- Died: January 15, 69 Rome, Roman Empire
- Allegiance: Roman Empire
- Service / branch: Praetorian Guard
- Rank: Centurion

= Sempronius Densus =

1st century Roman centurion in the Praetorian Guard

Sempronius Densus was a centurion in the Praetorian Guard in the 1st century. He was bodyguard to the emperor's heir, Piso Licinianus, and is remembered by history for his courage and loyalty in singlehandedly defending his charge from scores of armed assassins, while all his comrades deserted or switched sides.

==Conspiracy==
On January 10, 69 CE, Emperor Galba chose a man to become his deputy and heir. One of Galba's advisors had led Marcus Salvius Otho to expect to be appointed to this office, but instead Galba chose Piso Licinianus. This unexpected choice led Otho to conspire to assassinate both of them and seize power.

==Assassination and death==
On January 15 Otho struck. Galba and Piso were being carried on litters through the street when they were accosted by a large company of renegade Praetorians in Otho's employ. The Praetorians were supposed to be the personal bodyguard of the emperor, but now they intended his death. Of all the soldiers present, only Sempronius Densus, who had been assigned by Galba to guard Piso, stood firm, while his colleagues either joined in the murder or melted away.

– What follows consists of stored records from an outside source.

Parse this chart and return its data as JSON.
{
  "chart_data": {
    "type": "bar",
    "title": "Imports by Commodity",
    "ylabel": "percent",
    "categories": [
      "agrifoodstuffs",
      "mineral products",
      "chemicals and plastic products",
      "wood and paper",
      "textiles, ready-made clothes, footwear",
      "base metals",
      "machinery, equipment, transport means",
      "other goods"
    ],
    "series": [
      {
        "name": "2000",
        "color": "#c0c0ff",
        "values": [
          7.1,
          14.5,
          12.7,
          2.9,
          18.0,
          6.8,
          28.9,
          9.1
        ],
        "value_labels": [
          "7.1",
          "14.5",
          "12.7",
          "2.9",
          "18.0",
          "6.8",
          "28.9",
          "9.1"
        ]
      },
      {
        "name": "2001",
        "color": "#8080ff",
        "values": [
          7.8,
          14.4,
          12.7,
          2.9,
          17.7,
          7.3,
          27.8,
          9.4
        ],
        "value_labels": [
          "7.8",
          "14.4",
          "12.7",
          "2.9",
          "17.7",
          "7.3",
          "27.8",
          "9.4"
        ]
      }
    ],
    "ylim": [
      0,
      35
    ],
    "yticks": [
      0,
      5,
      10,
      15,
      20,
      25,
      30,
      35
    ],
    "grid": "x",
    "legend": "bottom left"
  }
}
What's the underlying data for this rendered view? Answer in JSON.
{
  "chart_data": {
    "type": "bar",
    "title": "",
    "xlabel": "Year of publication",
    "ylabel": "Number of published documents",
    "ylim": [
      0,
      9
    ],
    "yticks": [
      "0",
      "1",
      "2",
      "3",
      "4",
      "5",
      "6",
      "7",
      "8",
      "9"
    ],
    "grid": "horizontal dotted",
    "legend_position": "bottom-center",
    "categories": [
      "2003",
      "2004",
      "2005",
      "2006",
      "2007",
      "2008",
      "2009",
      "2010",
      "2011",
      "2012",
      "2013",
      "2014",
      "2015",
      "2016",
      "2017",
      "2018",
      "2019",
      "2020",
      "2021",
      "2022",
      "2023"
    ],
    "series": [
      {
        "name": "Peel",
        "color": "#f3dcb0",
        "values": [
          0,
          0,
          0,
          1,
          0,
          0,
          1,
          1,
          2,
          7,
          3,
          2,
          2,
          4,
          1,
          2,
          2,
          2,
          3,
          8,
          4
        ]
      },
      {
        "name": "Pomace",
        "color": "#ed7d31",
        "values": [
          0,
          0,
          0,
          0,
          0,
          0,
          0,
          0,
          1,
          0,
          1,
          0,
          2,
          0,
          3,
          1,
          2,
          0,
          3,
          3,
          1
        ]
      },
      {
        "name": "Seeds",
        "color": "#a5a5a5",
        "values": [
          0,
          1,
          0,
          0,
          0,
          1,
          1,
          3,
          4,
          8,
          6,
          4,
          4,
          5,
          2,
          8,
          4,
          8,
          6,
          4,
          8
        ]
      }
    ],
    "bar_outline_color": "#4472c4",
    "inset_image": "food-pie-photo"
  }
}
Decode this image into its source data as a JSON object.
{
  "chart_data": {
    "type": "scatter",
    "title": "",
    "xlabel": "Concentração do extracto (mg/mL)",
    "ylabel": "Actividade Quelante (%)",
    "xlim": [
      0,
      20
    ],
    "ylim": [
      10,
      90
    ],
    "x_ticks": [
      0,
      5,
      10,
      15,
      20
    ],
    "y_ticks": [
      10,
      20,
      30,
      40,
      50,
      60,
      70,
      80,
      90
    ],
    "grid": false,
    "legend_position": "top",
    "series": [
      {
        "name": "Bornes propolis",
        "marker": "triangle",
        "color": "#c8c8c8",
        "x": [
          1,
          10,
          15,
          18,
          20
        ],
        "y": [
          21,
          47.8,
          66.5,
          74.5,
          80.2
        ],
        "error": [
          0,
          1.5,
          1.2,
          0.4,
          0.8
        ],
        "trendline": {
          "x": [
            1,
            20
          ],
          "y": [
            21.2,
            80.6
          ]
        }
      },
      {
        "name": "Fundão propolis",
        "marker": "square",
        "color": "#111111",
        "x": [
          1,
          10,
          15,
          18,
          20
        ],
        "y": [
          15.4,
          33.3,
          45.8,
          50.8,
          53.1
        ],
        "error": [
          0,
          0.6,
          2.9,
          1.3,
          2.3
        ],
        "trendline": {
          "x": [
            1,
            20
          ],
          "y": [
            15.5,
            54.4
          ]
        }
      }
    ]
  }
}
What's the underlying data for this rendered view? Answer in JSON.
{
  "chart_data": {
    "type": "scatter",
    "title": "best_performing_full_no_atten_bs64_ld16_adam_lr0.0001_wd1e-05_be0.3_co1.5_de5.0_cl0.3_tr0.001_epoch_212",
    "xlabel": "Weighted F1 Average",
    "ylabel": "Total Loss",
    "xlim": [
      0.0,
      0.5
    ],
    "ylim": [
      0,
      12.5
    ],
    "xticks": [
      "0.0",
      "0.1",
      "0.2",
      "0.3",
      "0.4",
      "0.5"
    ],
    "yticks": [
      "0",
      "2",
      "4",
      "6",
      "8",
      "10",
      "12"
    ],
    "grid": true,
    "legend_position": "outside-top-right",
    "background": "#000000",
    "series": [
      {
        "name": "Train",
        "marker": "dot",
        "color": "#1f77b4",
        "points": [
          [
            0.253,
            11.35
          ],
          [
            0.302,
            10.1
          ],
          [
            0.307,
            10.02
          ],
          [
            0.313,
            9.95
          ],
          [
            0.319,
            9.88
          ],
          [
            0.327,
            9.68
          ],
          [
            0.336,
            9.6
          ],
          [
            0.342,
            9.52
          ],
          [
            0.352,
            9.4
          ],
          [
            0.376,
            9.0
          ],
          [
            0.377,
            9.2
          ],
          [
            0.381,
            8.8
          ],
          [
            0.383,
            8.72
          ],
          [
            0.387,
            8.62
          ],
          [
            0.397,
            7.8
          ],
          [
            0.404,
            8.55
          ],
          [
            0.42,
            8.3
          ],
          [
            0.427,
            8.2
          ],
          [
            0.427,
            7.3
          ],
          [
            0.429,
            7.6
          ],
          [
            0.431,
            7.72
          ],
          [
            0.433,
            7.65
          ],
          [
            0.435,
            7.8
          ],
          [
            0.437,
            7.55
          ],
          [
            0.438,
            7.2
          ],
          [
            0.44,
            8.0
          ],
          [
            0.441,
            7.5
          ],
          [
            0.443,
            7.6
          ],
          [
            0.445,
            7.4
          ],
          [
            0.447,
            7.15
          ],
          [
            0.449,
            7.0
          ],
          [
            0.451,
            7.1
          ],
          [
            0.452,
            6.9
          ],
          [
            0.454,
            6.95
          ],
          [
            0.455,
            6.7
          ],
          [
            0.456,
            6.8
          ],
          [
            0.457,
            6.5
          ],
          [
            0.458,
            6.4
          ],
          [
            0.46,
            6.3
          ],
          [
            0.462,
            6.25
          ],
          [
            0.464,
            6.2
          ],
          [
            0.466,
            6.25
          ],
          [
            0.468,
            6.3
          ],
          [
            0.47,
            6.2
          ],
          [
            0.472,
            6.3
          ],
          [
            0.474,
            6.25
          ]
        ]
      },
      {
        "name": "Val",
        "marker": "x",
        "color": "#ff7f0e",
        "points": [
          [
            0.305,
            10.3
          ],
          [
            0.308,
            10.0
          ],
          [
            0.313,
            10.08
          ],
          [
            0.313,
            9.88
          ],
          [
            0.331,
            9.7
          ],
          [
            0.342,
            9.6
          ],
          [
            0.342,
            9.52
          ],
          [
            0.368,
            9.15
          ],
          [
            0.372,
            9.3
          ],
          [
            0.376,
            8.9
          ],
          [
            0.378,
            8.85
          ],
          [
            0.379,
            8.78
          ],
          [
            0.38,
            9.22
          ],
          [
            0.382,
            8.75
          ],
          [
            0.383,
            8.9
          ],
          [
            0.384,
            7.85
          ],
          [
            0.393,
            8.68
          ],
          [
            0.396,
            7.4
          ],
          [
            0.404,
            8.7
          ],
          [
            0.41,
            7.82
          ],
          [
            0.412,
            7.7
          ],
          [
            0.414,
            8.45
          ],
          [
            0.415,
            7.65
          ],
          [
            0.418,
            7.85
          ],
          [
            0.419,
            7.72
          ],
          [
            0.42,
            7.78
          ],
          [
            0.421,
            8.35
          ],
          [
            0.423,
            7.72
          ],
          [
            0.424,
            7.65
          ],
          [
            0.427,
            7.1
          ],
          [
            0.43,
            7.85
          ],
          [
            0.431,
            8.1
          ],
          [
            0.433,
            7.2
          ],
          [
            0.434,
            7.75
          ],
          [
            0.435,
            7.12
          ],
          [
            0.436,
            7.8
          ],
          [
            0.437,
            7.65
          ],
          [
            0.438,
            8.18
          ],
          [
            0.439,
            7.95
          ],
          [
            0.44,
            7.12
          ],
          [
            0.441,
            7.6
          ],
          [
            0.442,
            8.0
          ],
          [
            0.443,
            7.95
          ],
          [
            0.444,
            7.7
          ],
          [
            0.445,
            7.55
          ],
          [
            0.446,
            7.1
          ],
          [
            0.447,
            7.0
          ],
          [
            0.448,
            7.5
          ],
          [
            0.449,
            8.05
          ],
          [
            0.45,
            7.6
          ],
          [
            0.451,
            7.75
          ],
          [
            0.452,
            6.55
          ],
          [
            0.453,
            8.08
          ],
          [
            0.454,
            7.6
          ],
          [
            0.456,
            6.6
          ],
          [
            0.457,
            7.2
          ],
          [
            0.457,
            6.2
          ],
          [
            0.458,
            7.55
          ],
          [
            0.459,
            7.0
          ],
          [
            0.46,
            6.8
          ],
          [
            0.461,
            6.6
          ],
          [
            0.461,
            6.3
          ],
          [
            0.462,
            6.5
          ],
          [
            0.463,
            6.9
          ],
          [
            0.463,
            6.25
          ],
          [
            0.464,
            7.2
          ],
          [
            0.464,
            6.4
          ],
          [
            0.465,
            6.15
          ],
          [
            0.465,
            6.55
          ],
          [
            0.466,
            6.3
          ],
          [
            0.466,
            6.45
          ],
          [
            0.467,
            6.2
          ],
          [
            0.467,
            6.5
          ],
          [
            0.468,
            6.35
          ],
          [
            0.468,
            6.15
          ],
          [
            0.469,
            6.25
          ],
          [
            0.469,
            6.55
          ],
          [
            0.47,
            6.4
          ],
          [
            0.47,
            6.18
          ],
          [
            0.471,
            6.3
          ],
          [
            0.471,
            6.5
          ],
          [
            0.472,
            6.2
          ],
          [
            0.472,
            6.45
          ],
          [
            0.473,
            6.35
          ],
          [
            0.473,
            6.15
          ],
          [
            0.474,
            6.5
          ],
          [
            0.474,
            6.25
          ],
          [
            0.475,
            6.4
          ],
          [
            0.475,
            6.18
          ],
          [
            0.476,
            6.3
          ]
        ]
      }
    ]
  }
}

While Piso fled to seek a safe hiding place, Sempronius bought him time to escape, first remonstrating with the assassins and then fighting them to the death.

At this point sources differ slightly. According to Plutarch, Sempronius gave his life defending both Galba and Piso:

No man resisted or offered to stand up in his defence, save one only, a centurion, Sempronius Densus, the single man among so many thousands that the sun beheld that day act worthily of the Roman empire, who, though he had never received any favour from Galba, yet out of bravery and allegiance endeavoured to defend the litter. First, lifting up his switch of vine, with which the centurions correct the soldiers when disorderly, he called aloud to the aggressors, charging them not to touch their emperor. And when they came upon him hand-to-hand, he drew his sword, and made a defence for a long time, until at last he was cut under the knees and brought to the ground.

After Sempronius finally fell, the assassins surrounded Galba and killed him.

Tacitus however describes Galba's death as occurring first in the order of events, followed by the centurion's last stand, in which Sempronius uses a pugio.

Dio Cassius simply relates:

Sempronius Densus, a centurion, defended him as long as he could, and finally, when he could accomplish nothing, let himself be slain over Galba's body.

Suetonious entirely omits the death of Sempronius from his accounts on the deaths of Galba and Piso.

==Outcome==
However, all of the sources agree on what happened next. While most of the assassins hacked Galba's corpse to pieces and paraded his severed head on a pole, two of them sought out Piso, who had taken refuge in the Temple of Vesta. They dragged him outside and killed him at the door.

Around 120 people later claimed credit for killing Galba and Piso, hoping that Otho would reward them. However, in April that year Otho was deposed by Vitellius, who replaced him as emperor. Vitellius found the list of their names and ordered them all executed. He also disbanded the Praetorian Guard (although the Guard was reinstated by the next emperor, Vespasian).

Although ultimately unsuccessful, Sempronius Densus's last stand is recorded by historians as being the only heroic act done in Rome that day.

This is why I have recorded his name, for he is most worthy of being mentioned. — Dio Cassius.